For model number LRSC26922TT
Hi Jamie,
Thank you for your question. The part number for the bottom vegetable tray assembly is PS3518887. We hope this helps!
Detected noise as coming from top freezer department, and tips and part diagram clearly pointed to evaporator fan. You go in through the freezer (you have to empty top half of freezer); removing the side rails holding the ice bin, and then the 4 outer screws (only 2 each side - not the middle ones) holding the 'auger' that turns the bin. From there it gets interesting in trying to disconnect the wires. You might consider taking some pictures of the connected wires - perhaps it doesn't matter, but several of them can be hooked up in reverse. After the ice marker is out, remove light and light cover, side rails/mounts that hold hold up ice maker. This leaves a large white cover that pops out (seam at bottom of it has two tabs that you can pop out) holding the fan; and then only a few more wires to disconnect to be able to get at the fan. Mine clearly had a wobble to it confirming the source of the squeak and need to replace. Install was just reverse -- a bit tricky to get some of the wires connected given the tight spaces. Overall, not difficult - but a lot of wires and screws to connect/disconnect. I didn't take any pictures as I disassembled, and found myself having to take some extra time to figure it out as I reassembled. In the end -- a silent and functioning refrigerator Good luck!

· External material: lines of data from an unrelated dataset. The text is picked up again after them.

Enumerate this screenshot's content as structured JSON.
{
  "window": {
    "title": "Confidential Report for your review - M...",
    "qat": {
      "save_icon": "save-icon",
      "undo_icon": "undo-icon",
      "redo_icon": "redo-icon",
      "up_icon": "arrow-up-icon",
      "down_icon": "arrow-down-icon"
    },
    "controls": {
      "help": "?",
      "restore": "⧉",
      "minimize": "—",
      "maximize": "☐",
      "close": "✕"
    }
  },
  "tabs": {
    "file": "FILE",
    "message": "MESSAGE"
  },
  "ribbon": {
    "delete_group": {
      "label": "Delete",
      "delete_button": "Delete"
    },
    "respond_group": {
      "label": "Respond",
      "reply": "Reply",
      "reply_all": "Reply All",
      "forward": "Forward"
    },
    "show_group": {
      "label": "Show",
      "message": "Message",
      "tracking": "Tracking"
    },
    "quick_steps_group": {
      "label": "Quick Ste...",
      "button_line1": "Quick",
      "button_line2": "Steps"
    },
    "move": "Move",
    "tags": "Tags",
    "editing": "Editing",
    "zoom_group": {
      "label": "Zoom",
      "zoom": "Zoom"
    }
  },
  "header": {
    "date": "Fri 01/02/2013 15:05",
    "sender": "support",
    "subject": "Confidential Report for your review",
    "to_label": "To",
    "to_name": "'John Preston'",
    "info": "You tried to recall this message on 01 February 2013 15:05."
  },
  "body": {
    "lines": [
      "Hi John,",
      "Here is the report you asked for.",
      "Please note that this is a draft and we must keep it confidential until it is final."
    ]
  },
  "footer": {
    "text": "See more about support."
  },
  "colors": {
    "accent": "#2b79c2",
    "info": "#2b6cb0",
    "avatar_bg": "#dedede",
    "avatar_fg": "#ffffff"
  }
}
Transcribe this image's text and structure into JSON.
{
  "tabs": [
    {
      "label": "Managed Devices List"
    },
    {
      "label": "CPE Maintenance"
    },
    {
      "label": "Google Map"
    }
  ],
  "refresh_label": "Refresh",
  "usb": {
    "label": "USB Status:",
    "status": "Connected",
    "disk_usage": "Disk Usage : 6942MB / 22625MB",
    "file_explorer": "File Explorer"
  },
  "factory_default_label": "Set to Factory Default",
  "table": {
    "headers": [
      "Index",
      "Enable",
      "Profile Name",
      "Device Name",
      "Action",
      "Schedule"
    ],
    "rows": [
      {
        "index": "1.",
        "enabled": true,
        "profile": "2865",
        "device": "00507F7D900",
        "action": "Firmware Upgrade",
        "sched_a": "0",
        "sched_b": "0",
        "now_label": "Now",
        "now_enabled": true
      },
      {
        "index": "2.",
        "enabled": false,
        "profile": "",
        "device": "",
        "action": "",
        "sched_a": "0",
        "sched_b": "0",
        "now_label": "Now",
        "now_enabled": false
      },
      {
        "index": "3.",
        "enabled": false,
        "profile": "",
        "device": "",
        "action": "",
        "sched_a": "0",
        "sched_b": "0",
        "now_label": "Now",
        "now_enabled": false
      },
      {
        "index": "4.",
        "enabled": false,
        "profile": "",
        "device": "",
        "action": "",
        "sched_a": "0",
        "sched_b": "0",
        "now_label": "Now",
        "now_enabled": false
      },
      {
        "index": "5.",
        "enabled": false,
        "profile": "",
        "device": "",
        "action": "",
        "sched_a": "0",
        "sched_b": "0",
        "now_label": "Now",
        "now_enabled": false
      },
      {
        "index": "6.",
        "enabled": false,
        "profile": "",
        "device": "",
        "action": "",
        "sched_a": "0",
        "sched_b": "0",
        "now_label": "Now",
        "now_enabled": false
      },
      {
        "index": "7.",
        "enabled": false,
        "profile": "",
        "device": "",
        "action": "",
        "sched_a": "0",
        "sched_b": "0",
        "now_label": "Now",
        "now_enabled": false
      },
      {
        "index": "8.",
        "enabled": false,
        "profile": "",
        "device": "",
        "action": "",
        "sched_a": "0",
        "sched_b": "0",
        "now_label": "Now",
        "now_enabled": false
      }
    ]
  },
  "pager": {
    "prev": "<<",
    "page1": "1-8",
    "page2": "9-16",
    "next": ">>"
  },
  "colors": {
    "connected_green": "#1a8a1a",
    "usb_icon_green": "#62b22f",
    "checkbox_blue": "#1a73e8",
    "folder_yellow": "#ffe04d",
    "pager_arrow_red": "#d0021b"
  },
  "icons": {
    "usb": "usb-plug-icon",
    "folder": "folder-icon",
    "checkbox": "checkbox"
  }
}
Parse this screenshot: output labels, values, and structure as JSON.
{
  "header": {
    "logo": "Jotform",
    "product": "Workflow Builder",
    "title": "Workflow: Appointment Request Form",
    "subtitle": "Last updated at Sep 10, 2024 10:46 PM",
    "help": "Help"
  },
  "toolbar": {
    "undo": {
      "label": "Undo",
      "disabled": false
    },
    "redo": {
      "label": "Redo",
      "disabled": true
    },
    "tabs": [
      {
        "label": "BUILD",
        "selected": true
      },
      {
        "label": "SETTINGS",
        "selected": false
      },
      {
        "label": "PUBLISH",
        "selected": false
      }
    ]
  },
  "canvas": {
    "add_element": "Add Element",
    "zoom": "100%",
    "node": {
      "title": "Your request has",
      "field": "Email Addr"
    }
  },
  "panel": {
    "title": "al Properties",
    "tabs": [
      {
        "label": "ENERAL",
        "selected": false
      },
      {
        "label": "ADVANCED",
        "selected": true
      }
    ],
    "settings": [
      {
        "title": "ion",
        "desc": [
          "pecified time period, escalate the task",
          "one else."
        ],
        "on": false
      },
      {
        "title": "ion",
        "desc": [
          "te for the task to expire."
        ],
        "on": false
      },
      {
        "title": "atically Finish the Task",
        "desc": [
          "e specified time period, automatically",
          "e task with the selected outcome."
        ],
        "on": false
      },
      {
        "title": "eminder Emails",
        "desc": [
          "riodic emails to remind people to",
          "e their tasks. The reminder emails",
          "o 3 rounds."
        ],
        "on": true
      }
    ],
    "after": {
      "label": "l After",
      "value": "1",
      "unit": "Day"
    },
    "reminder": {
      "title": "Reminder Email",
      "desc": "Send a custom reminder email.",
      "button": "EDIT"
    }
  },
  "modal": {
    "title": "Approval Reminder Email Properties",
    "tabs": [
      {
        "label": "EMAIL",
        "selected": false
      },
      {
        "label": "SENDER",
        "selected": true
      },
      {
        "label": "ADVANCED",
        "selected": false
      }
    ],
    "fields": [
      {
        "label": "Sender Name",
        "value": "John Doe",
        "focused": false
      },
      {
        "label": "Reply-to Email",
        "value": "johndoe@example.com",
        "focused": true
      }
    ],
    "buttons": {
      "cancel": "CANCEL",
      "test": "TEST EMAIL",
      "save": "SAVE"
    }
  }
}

This is bottom drawer type frige. Icemaker is inside (not in the door) and hard to reach. I first tested the solenoids by disconnecting them and using a test cord, energized them independent of the frige wiring. They worked ok. Note: this frige has (2) solenoids going to the icemaker. And it has (3) solenoids serving the water dispenser. The icemaker solenoids are wired in parallel. I removed the icemaker by removing (1) screw from the bottom and loosening (2) on the top. Then removed icemaker as a complete unit disconnecting the wire connector at the same time. On the bench I tested the icemaker to verify it was defective. The wire harness has a 10 amp fuse in the black wire (hot wire). `The fuse was blown. This was sufficient to indicate the icemaker is shot. I did however, do some other tests. Cold resistance of the mold heater was 72 ohms. The timer motor was 4000 ohms. These measurements should be ok. I then activated the icemaker with a test cord, bypassing the blown fuse. The unit cycled one complete rotation then stopped. The mold heater worked. I tested the amp draw on the mold heater and it was only .1 amps. I should be a about .8 amps. I then cycled it again and then the timer motor began to sizzle and smell. Then it smoked and stopped mid-rotation. I then purchased a new icemaker. I believe the mold heater was going bad over time as this unit made ice but very slowly. This put extra strain on the motor as the mold was not releasing quickly. This damaged the motor causing it to fail.